Quando se parte para uma análise vinculada a classe social, se percebe que as famílias mais carentes enfrentam problemas advindos da pouca formação, o que acarreta nas oportunidades de trabalho, analisa Faleiro.

“Temos uma parcela desse público que acaba ficando muito tempo sem fazer algo, sem descobrir suas aptidões, ou saber o que querem. No futuro, quando entrarem no mercado de trabalho, vão ficam em serviços com menos exigências e com salários menores.”

Na avaliação dele, é preciso desenvolver canais de oportunidade, por meio das associações de bairros e dos poderes públicos para auxiliar esses jovens para que façam cursos profissionalizantes. “Há diversas formações gratuitas, que podem inclusive ser feitas pelo celular. O que precisamos é fazer essa informação chegar a esse público”, realça.

 

Risco de mais evasão

Com a suspensão das aulas presenciais, ainda em março, escolas verificam uma queda na participação dos alunos nas atividades remotas, em especial na rede pública estadual. “A pandemia agravou alguns casos.

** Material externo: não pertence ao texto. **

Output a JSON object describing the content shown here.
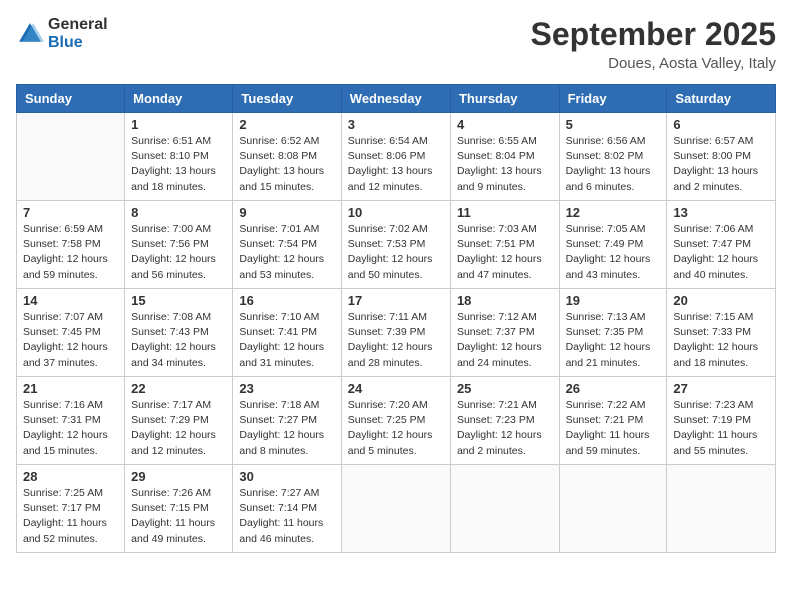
{
  "header": {
    "logo_general": "General",
    "logo_blue": "Blue",
    "month_title": "September 2025",
    "location": "Doues, Aosta Valley, Italy"
  },
  "weekdays": [
    "Sunday",
    "Monday",
    "Tuesday",
    "Wednesday",
    "Thursday",
    "Friday",
    "Saturday"
  ],
  "weeks": [
    [
      {
        "day": "",
        "info": ""
      },
      {
        "day": "1",
        "info": "Sunrise: 6:51 AM\nSunset: 8:10 PM\nDaylight: 13 hours\nand 18 minutes."
      },
      {
        "day": "2",
        "info": "Sunrise: 6:52 AM\nSunset: 8:08 PM\nDaylight: 13 hours\nand 15 minutes."
      },
      {
        "day": "3",
        "info": "Sunrise: 6:54 AM\nSunset: 8:06 PM\nDaylight: 13 hours\nand 12 minutes."
      },
      {
        "day": "4",
        "info": "Sunrise: 6:55 AM\nSunset: 8:04 PM\nDaylight: 13 hours\nand 9 minutes."
      },
      {
        "day": "5",
        "info": "Sunrise: 6:56 AM\nSunset: 8:02 PM\nDaylight: 13 hours\nand 6 minutes."
      },
      {
        "day": "6",
        "info": "Sunrise: 6:57 AM\nSunset: 8:00 PM\nDaylight: 13 hours\nand 2 minutes."
      }
    ],
    [
      {
        "day": "7",
        "info": "Sunrise: 6:59 AM\nSunset: 7:58 PM\nDaylight: 12 hours\nand 59 minutes."
      },
      {
        "day": "8",
        "info": "Sunrise: 7:00 AM\nSunset: 7:56 PM\nDaylight: 12 hours\nand 56 minutes."
      },
      {
        "day": "9",
        "info": "Sunrise: 7:01 AM\nSunset: 7:54 PM\nDaylight: 12 hours\nand 53 minutes."
      },
      {
        "day": "10",
        "info": "Sunrise: 7:02 AM\nSunset: 7:53 PM\nDaylight: 12 hours\nand 50 minutes."
      },
      {
        "day": "11",
        "info": "Sunrise: 7:03 AM\nSunset: 7:51 PM\nDaylight: 12 hours\nand 47 minutes."
      },
      {
        "day": "12",
        "info": "Sunrise: 7:05 AM\nSunset: 7:49 PM\nDaylight: 12 hours\nand 43 minutes."
      },
      {
        "day": "13",
        "info": "Sunrise: 7:06 AM\nSunset: 7:47 PM\nDaylight: 12 hours\nand 40 minutes."
      }
    ],
    [
      {
        "day": "14",
        "info": "Sunrise: 7:07 AM\nSunset: 7:45 PM\nDaylight: 12 hours\nand 37 minutes."
      },
      {
        "day": "15",
        "info": "Sunrise: 7:08 AM\nSunset: 7:43 PM\nDaylight: 12 hours\nand 34 minutes."
      },
      {
        "day": "16",
        "info": "Sunrise: 7:10 AM\nSunset: 7:41 PM\nDaylight: 12 hours\nand 31 minutes."
      },
      {
        "day": "17",
        "info": "Sunrise: 7:11 AM\nSunset: 7:39 PM\nDaylight: 12 hours\nand 28 minutes."
      },
      {
        "day": "18",
        "info": "Sunrise: 7:12 AM\nSunset: 7:37 PM\nDaylight: 12 hours\nand 24 minutes."
      },
      {
        "day": "19",
        "info": "Sunrise: 7:13 AM\nSunset: 7:35 PM\nDaylight: 12 hours\nand 21 minutes."
      },
      {
        "day": "20",
        "info": "Sunrise: 7:15 AM\nSunset: 7:33 PM\nDaylight: 12 hours\nand 18 minutes."
      }
    ],
    [
      {
        "day": "21",
        "info": "Sunrise: 7:16 AM\nSunset: 7:31 PM\nDaylight: 12 hours\nand 15 minutes."
      },
      {
        "day": "22",
        "info": "Sunrise: 7:17 AM\nSunset: 7:29 PM\nDaylight: 12 hours\nand 12 minutes."
      },
      {
        "day": "23",
        "info": "Sunrise: 7:18 AM\nSunset: 7:27 PM\nDaylight: 12 hours\nand 8 minutes."
      },
      {
        "day": "24",
        "info": "Sunrise: 7:20 AM\nSunset: 7:25 PM\nDaylight: 12 hours\nand 5 minutes."
      },
      {
        "day": "25",
        "info": "Sunrise: 7:21 AM\nSunset: 7:23 PM\nDaylight: 12 hours\nand 2 minutes."
      },
      {
        "day": "26",
        "info": "Sunrise: 7:22 AM\nSunset: 7:21 PM\nDaylight: 11 hours\nand 59 minutes."
      },
      {
        "day": "27",
        "info": "Sunrise: 7:23 AM\nSunset: 7:19 PM\nDaylight: 11 hours\nand 55 minutes."
      }
    ],
    [
      {
        "day": "28",
        "info": "Sunrise: 7:25 AM\nSunset: 7:17 PM\nDaylight: 11 hours\nand 52 minutes."
      },
      {
        "day": "29",
        "info": "Sunrise: 7:26 AM\nSunset: 7:15 PM\nDaylight: 11 hours\nand 49 minutes."
      },
      {
        "day": "30",
        "info": "Sunrise: 7:27 AM\nSunset: 7:14 PM\nDaylight: 11 hours\nand 46 minutes."
      },
      {
        "day": "",
        "info": ""
      },
      {
        "day": "",
        "info": ""
      },
      {
        "day": "",
        "info": ""
      },
      {
        "day": "",
        "info": ""
      }
    ]
  ]
}
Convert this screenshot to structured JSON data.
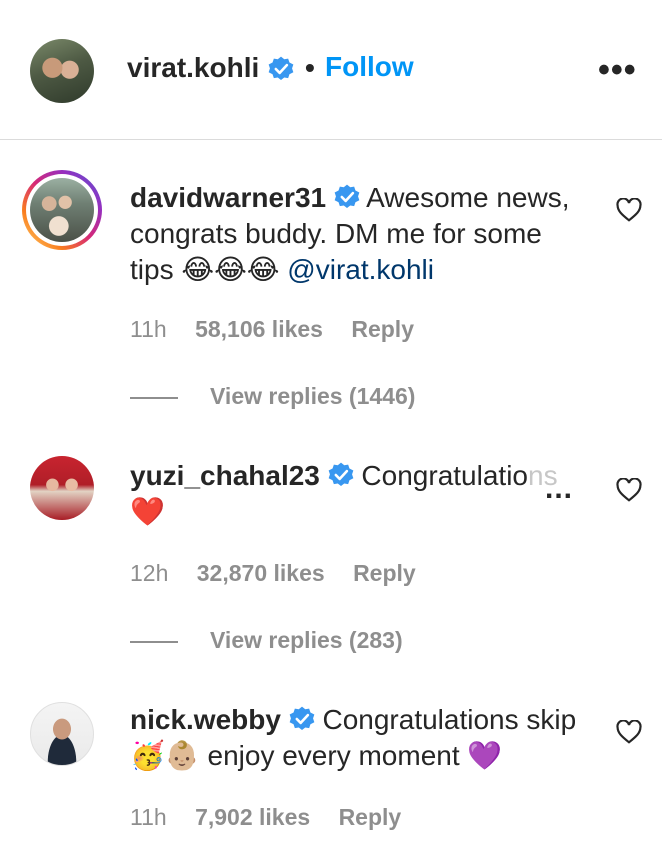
{
  "header": {
    "username": "virat.kohli",
    "separator": "•",
    "follow_label": "Follow",
    "more_label": "•••"
  },
  "comments": [
    {
      "username": "davidwarner31",
      "text": " Awesome news, congrats buddy. DM me for some tips ",
      "emoji": "😂😂😂",
      "mention": "@virat.kohli",
      "time": "11h",
      "likes": "58,106 likes",
      "reply": "Reply",
      "view_replies": "View replies (1446)"
    },
    {
      "username": "yuzi_chahal23",
      "text_visible": " Congratulatio",
      "text_faded": "ns",
      "ellipsis": "...",
      "emoji": "❤️",
      "time": "12h",
      "likes": "32,870 likes",
      "reply": "Reply",
      "view_replies": "View replies (283)"
    },
    {
      "username": "nick.webby",
      "text_a": " Congratulations skip ",
      "emoji_a": "🥳👶🏼",
      "text_b": " enjoy every moment ",
      "emoji_b": "💜",
      "time": "11h",
      "likes": "7,902 likes",
      "reply": "Reply"
    }
  ],
  "colors": {
    "accent": "#0095f6",
    "verified": "#3897f0",
    "secondary_text": "#8e8e8e",
    "mention": "#00376b"
  }
}
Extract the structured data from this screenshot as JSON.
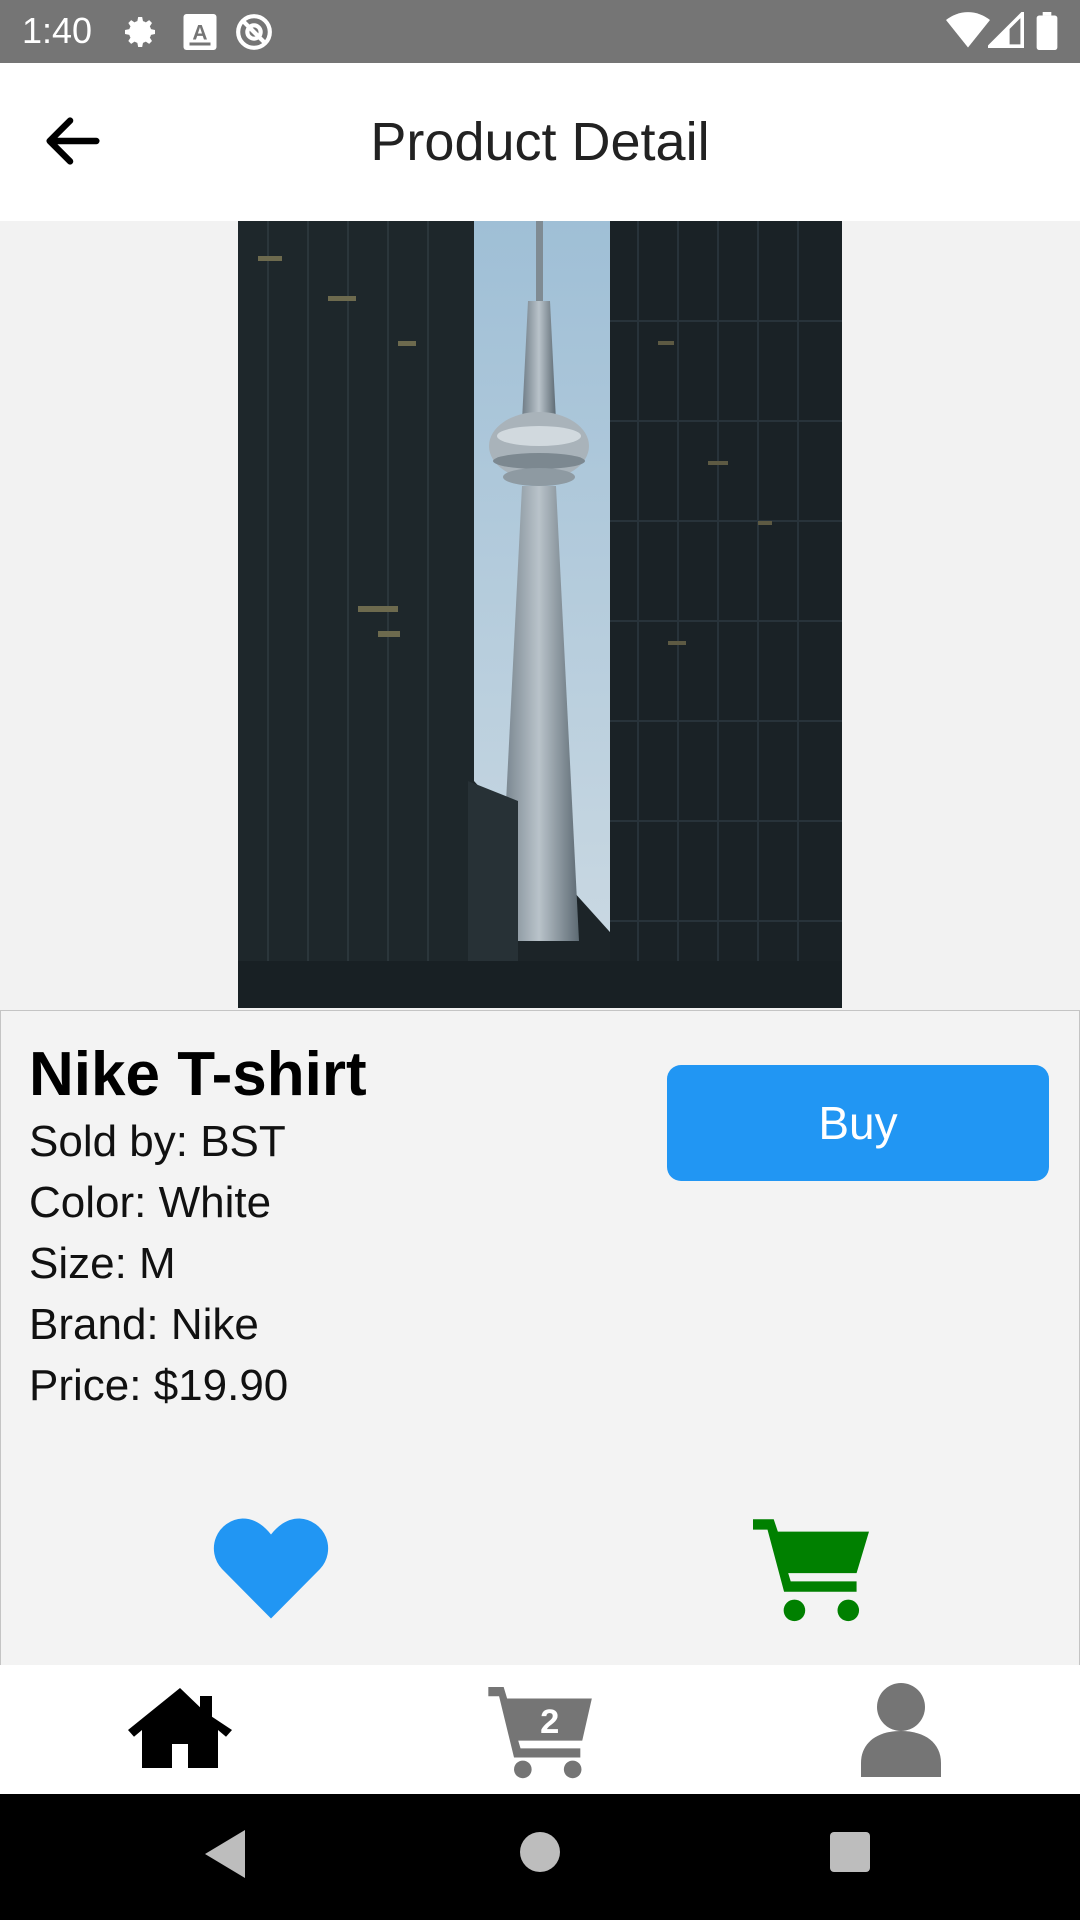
{
  "status_bar": {
    "time": "1:40",
    "icons": [
      "settings-icon",
      "a-icon",
      "at-icon",
      "wifi-icon",
      "signal-icon",
      "battery-icon"
    ]
  },
  "app_bar": {
    "title": "Product Detail",
    "back_icon": "arrow-left-icon"
  },
  "product": {
    "name": "Nike T-shirt",
    "sold_by": "Sold by: BST",
    "color": "Color: White",
    "size": "Size: M",
    "brand": "Brand: Nike",
    "price": "Price: $19.90",
    "buy_label": "Buy"
  },
  "actions": {
    "favorite_icon": "heart-icon",
    "add_to_cart_icon": "cart-icon"
  },
  "bottom_nav": {
    "items": [
      {
        "icon": "home-icon"
      },
      {
        "icon": "cart-icon",
        "badge": "2"
      },
      {
        "icon": "user-icon"
      }
    ]
  },
  "colors": {
    "accent": "#2196f3",
    "cart_green": "#008000",
    "status_bar": "#757575"
  }
}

Temos escolas em que os alunos exibem uma maior ou menor valorização do aprendizado. No entanto, isso não pode ser traduzido como evasão”, diz a coordenadora pedagógica da 3ª Coordenadoria Regional de Educação (CRE) Regiane Heinrichs Mallmann.

O formato para considerar evasão mudou com a pandemia. Antes eram emitidas as Fichas de Comunicação de Aluno Infrequente (FICAIS). A partir disso, se formava uma atuação em rede, com o Conselho Tutelar, direções das escolas e Ministério Público (MP) para interceder e fazer esse jovem retornar ao colégio.

Agora, o procedimento adotado foi de busca ativa. Com um canal direto entre escola, família e aluno. Caso não se tenha resposta, o caminho é informar o MP. De acordo com a CRE, o maior risco de desistência está entre os alunos do EJA (Educação de Jovens e Adultos). Nesta modalidade, houve um percentual de cancelamento de matrículas em torno de 28% durante a pandemia.